Quand on jette un œil à la discographie de Kiko Dinucci, on remarque que d'un album à l'autre, il a toujours changé de configuration, ne reproduisant jamais deux fois la même formule : en duo avec Juçara Marçal ou Douglas Germano, en leader de Bando AfroMacarrônico, chanté par d'autres sur Na Boca dos Outros ou, plus récemment, en trio Metá Metá. Son sixième album, sorti la semaine dernière, confirme ses mues continues. Cette fois-ci, il rejoint Passo Torto, un "super groupe" composé de Romulo Fróes, Rodrigo Campos et Marcelo Cabral. Soit trois compositeurs et un contrebassiste.

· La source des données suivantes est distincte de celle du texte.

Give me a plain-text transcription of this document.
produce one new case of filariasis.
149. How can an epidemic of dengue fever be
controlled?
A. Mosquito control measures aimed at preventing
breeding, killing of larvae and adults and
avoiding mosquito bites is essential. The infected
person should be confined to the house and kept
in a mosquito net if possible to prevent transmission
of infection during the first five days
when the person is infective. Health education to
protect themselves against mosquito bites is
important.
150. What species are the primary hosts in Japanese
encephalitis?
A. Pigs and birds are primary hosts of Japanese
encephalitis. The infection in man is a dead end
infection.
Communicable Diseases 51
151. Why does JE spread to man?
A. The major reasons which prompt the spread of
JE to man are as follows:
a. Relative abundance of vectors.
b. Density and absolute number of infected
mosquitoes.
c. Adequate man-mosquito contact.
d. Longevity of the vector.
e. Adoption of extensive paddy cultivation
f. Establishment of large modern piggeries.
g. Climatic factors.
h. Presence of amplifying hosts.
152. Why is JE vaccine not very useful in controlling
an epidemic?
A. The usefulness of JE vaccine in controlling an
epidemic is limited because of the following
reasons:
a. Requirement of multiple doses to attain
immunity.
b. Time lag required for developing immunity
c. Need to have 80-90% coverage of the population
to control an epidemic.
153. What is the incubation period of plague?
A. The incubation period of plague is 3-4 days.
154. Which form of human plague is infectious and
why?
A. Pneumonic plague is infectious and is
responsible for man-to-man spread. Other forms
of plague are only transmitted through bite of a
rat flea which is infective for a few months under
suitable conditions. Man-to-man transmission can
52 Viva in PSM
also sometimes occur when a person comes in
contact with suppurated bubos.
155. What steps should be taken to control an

A vrai dire, Passo Torto me prend de court, je m'apprêtais à d'abord présenter Um Labirinto em Cada Pé, l'album de Romulo Fróes également sorti cette année, mais ma chronique traîne depuis des semaines, presque finie mais pas encore...

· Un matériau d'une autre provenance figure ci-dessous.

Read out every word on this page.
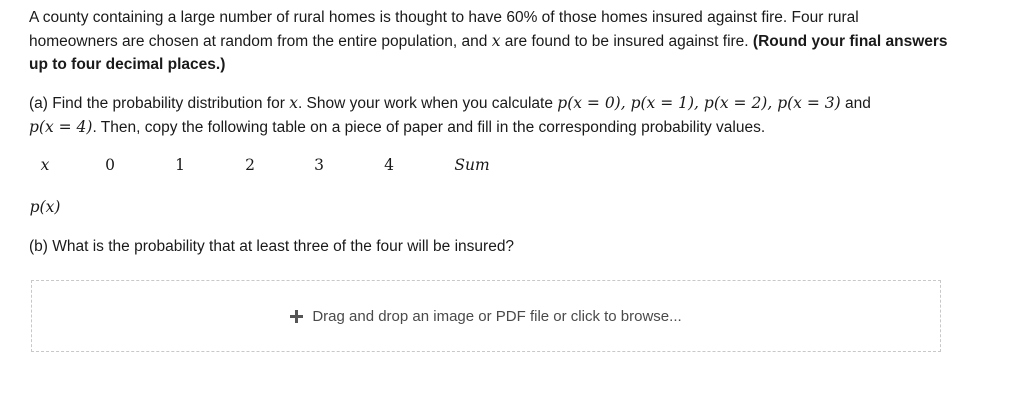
A county containing a large number of rural homes is thought to have 60% of those homes insured against fire. Four rural

homeowners are chosen at random from the entire population, and x are found to be insured against fire. (Round your final answers

up to four decimal places.)

(a) Find the probability distribution for x. Show your work when you calculate p(x = 0), p(x = 1), p(x = 2), p(x = 3) and

p(x = 4). Then, copy the following table on a piece of paper and fill in the corresponding probability values.

x	0	1	2	3	4	Sum
p(x)

(b) What is the probability that at least three of the four will be insured?

Drag and drop an image or PDF file or click to browse...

Si ce n'est le minimalisme acoustique, Passo Torto n'a que peu en commun avec Metá Metá. Nous sommes ici dans un tout autre registre. Quand Metá Metá est un disque intense et spirituel, Passo Torto ne cherche aucun échappatoire au désenchantement. Son approche intimiste où seules les cordes accompagnent les voix mêlées de Romulo, Kiko et Rodrigo, s'interdit le moindre subterfuge. Kiko Dinucci est à la guitare, Rodrigo Campos au cavaquinho, ou l'inverse, et Marcelo Cabral à la contrebasse. Kiko et Rodrigo se partagent le chant quand Romulo Fróes chante sur tous les titres, sauf un. Après tout, il compense là le fait de n'y jouer d'aucun instrument. S'il reconnaît que sa voix grave est monotone, il estime avoir progressé dans son chant. Il est indéniable, en tout cas, que Romulo impose son style et marque l'ambiance générale de l'album. Son premier album, Calado, en 2004, avait été décrit comme "un des plus tristes de la musique brésilienne de ces dernières années". Sur Passo Torto, c'est donc une étrange mélancolie qui envahit tout le disque. Mais cette mélancolie n'a pas le poids du pathos, elle est légère comme un fluide onirique.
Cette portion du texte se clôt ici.